Empty grid (no regions)
How to Handle:
Return 0 immediately as no firewall is needed.
Grid with only one cell
How to Handle:
Return 0 if the cell is 0 (not infected), return area of cell if infected (1).
All cells are infected (all 1s)
How to Handle:
Return the perimeter of the entire grid, as we need to firewall the whole thing.
All cells are uninfected (all 0s)
How to Handle:
Return 0, as there is nothing to firewall.
Maximum grid size with many small, isolated infected regions
How to Handle:
The algorithm's time complexity might be impacted by repeated explorations; ensure it doesn't lead to timeout.

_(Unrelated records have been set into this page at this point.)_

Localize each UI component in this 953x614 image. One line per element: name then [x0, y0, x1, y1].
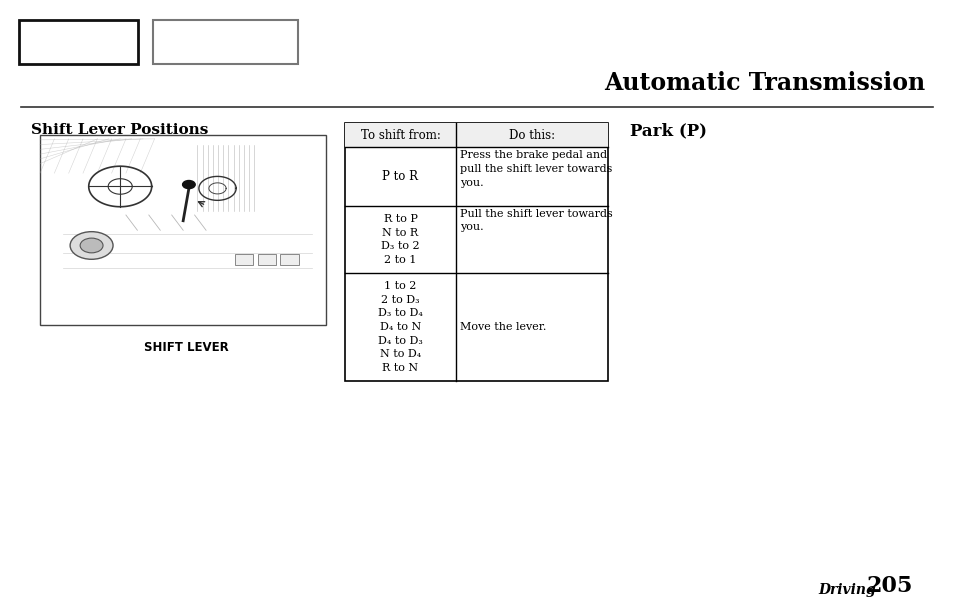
- Text: To shift from:: To shift from:: [360, 128, 440, 142]
- FancyBboxPatch shape: [345, 123, 607, 147]
- Text: Press the brake pedal and
pull the shift lever towards
you.: Press the brake pedal and pull the shift…: [459, 150, 612, 188]
- Text: SHIFT LEVER: SHIFT LEVER: [144, 341, 228, 354]
- Text: Automatic Transmission: Automatic Transmission: [603, 71, 924, 95]
- Text: P to R: P to R: [382, 170, 418, 183]
- Text: Shift Lever Positions: Shift Lever Positions: [30, 123, 208, 137]
- Text: Pull the shift lever towards
you.: Pull the shift lever towards you.: [459, 209, 613, 232]
- FancyBboxPatch shape: [152, 20, 297, 64]
- Text: Park (P): Park (P): [629, 123, 706, 140]
- FancyBboxPatch shape: [345, 123, 607, 381]
- FancyBboxPatch shape: [234, 254, 253, 265]
- Text: Do this:: Do this:: [508, 128, 554, 142]
- FancyBboxPatch shape: [280, 254, 298, 265]
- Text: R to P
N to R
D₃ to 2
2 to 1: R to P N to R D₃ to 2 2 to 1: [381, 214, 419, 265]
- Circle shape: [182, 181, 195, 188]
- FancyBboxPatch shape: [40, 135, 326, 325]
- Text: Driving: Driving: [818, 583, 876, 597]
- Circle shape: [80, 238, 103, 253]
- Text: 1 to 2
2 to D₃
D₃ to D₄
D₄ to N
D₄ to D₃
N to D₄
R to N: 1 to 2 2 to D₃ D₃ to D₄ D₄ to N D₄ to D₃…: [377, 281, 422, 373]
- Circle shape: [71, 231, 112, 259]
- Text: 205: 205: [865, 575, 912, 597]
- Text: Move the lever.: Move the lever.: [459, 322, 546, 332]
- FancyBboxPatch shape: [257, 254, 275, 265]
- FancyBboxPatch shape: [19, 20, 138, 64]
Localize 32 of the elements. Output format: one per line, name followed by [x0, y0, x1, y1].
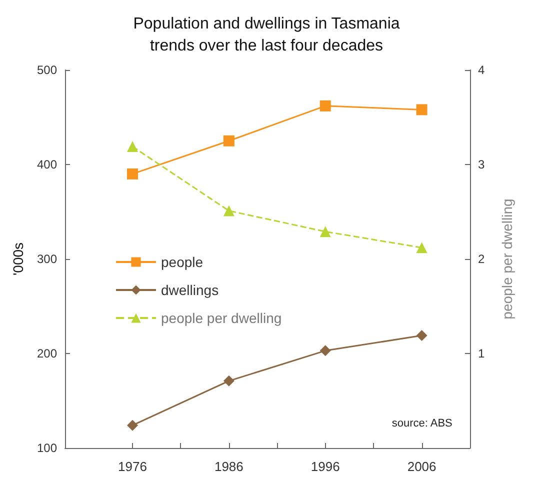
y-tick-label: 300 [36, 252, 58, 266]
point [320, 345, 331, 356]
y-axis-title: '000s [10, 242, 26, 276]
y2-tick-label: 3 [478, 158, 485, 172]
point [416, 330, 428, 342]
point [320, 100, 331, 112]
y2-tick-label: 2 [478, 252, 485, 266]
y2-tick-label: 1 [478, 346, 485, 360]
point [127, 420, 138, 431]
x-tick-label: 2006 [407, 459, 436, 474]
point [416, 242, 428, 254]
y-tick-label: 500 [36, 63, 58, 77]
chart-title: Population and dwellings in Tasmania trends over the last four decades [133, 16, 400, 54]
x-tick-label: 1976 [118, 459, 147, 474]
point [416, 104, 428, 116]
x-tick-label: 1996 [310, 459, 340, 474]
point [223, 135, 234, 146]
point [127, 168, 138, 180]
legend-label: people [161, 254, 204, 270]
y2-axis-title: people per dwelling [499, 198, 515, 320]
y-tick-label: 200 [36, 346, 58, 360]
point [223, 375, 234, 386]
y-tick-label: 400 [36, 158, 58, 172]
point [127, 141, 138, 152]
point [320, 226, 331, 238]
legend-label: people per dwelling [161, 310, 282, 326]
y-tick-label: 100 [36, 441, 58, 455]
legend-label: dwellings [161, 282, 219, 298]
point [223, 205, 234, 216]
annotation: source: ABS [392, 418, 452, 430]
y2-tick-label: 4 [478, 63, 485, 77]
x-tick-label: 1986 [214, 459, 244, 474]
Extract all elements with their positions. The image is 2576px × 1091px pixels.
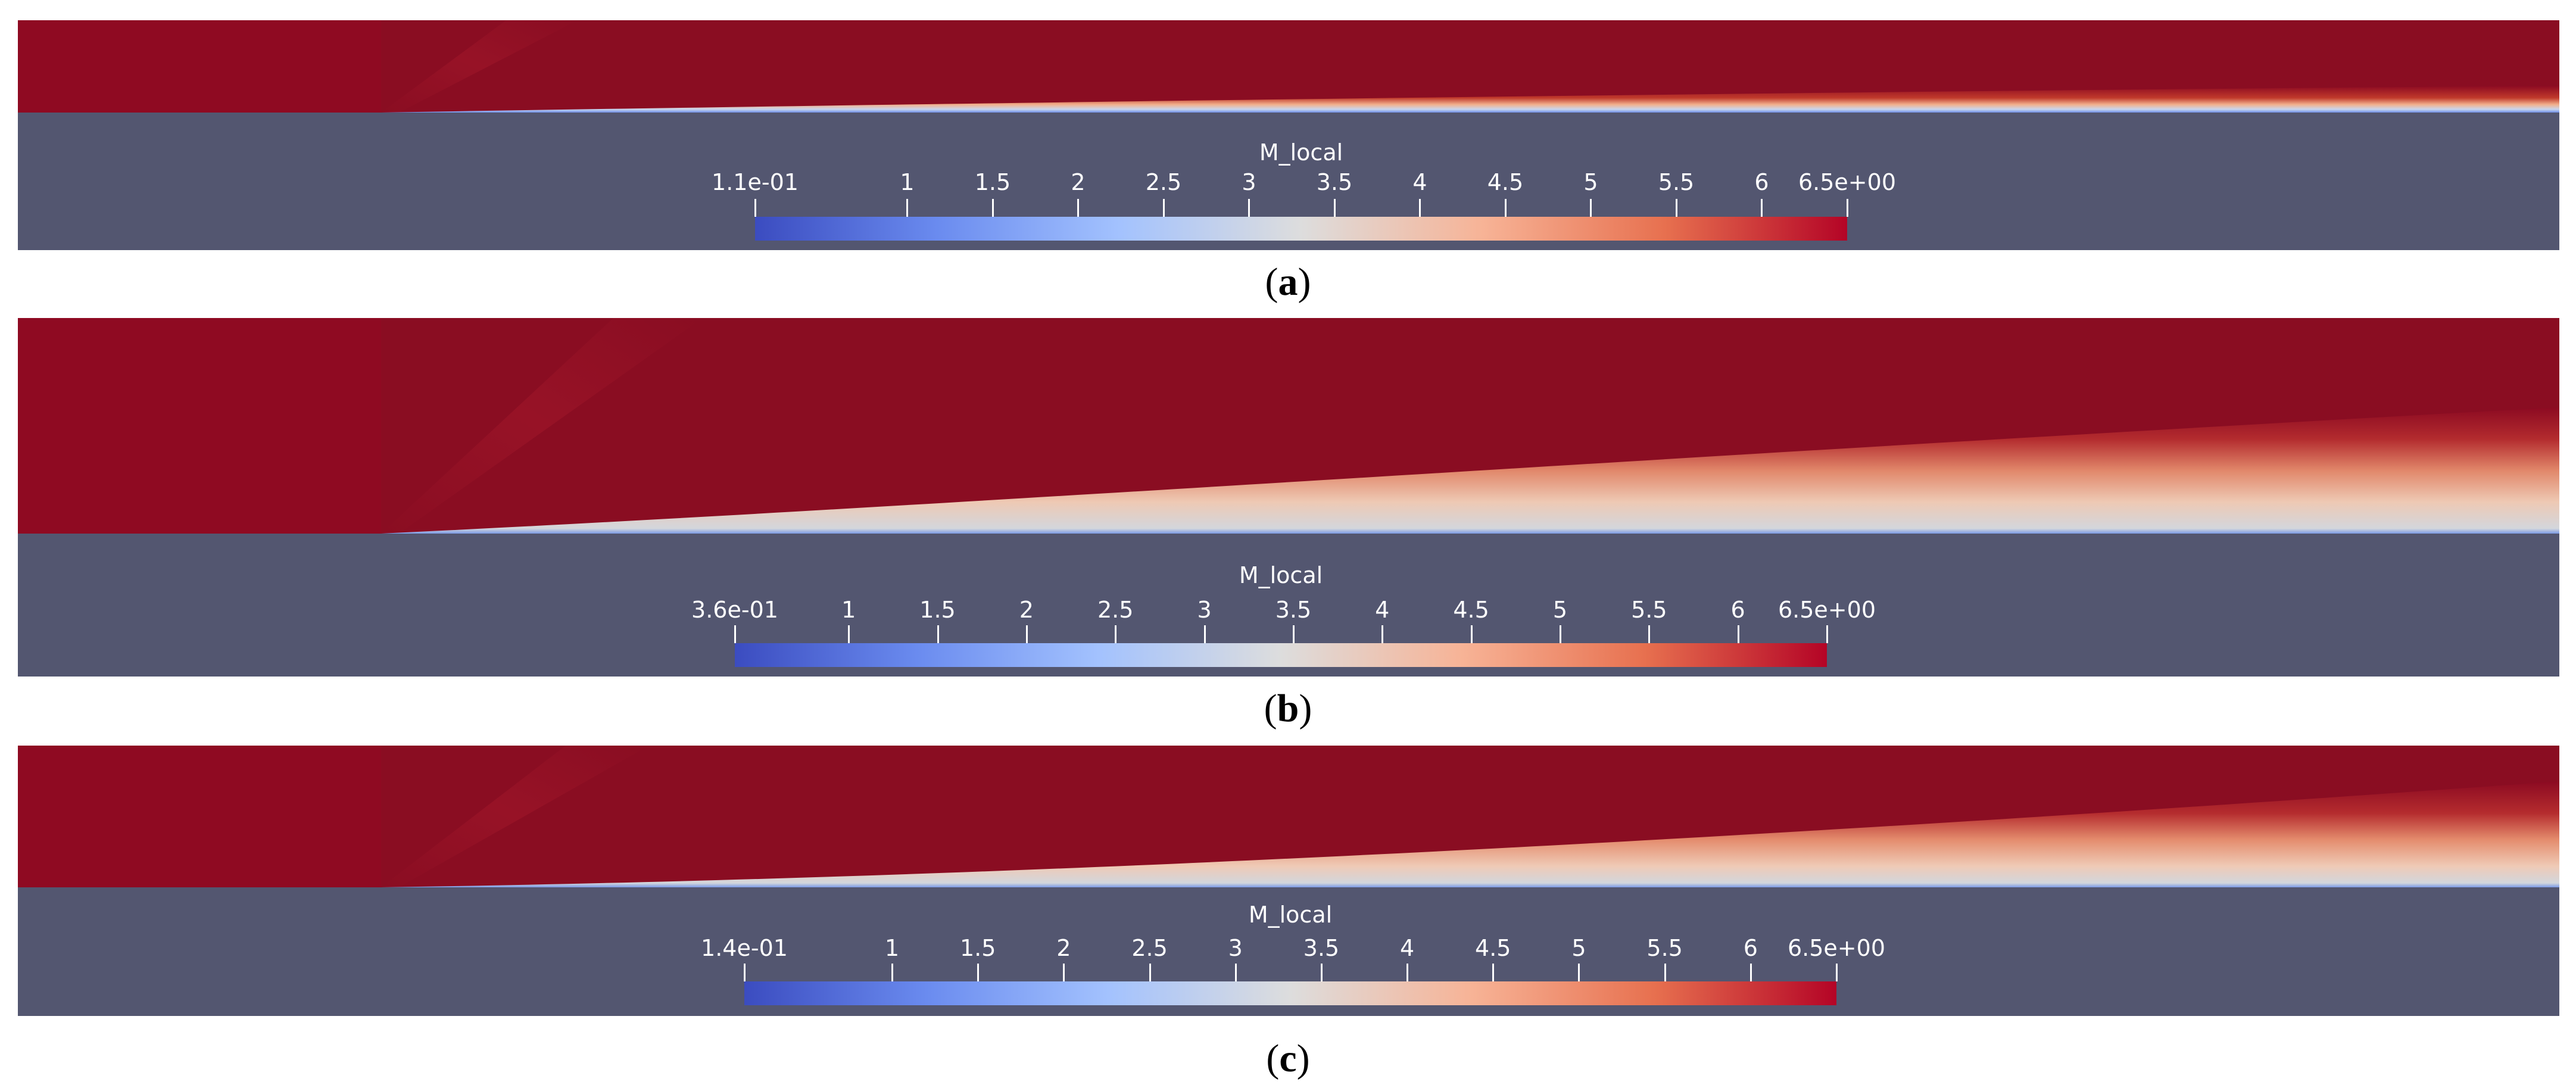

Two infected regions are adjacent horizontally or vertically
How to Handle:
The perimeter calculation should correctly account for shared edges, avoiding double-counting.
Integer overflow in perimeter calculation
How to Handle:
Use a data type that can accommodate large perimeter values (e.g., long) during calculation.
Grid contains only a single large connected infected region
How to Handle:
The algorithm should correctly identify and calculate the perimeter of the single region.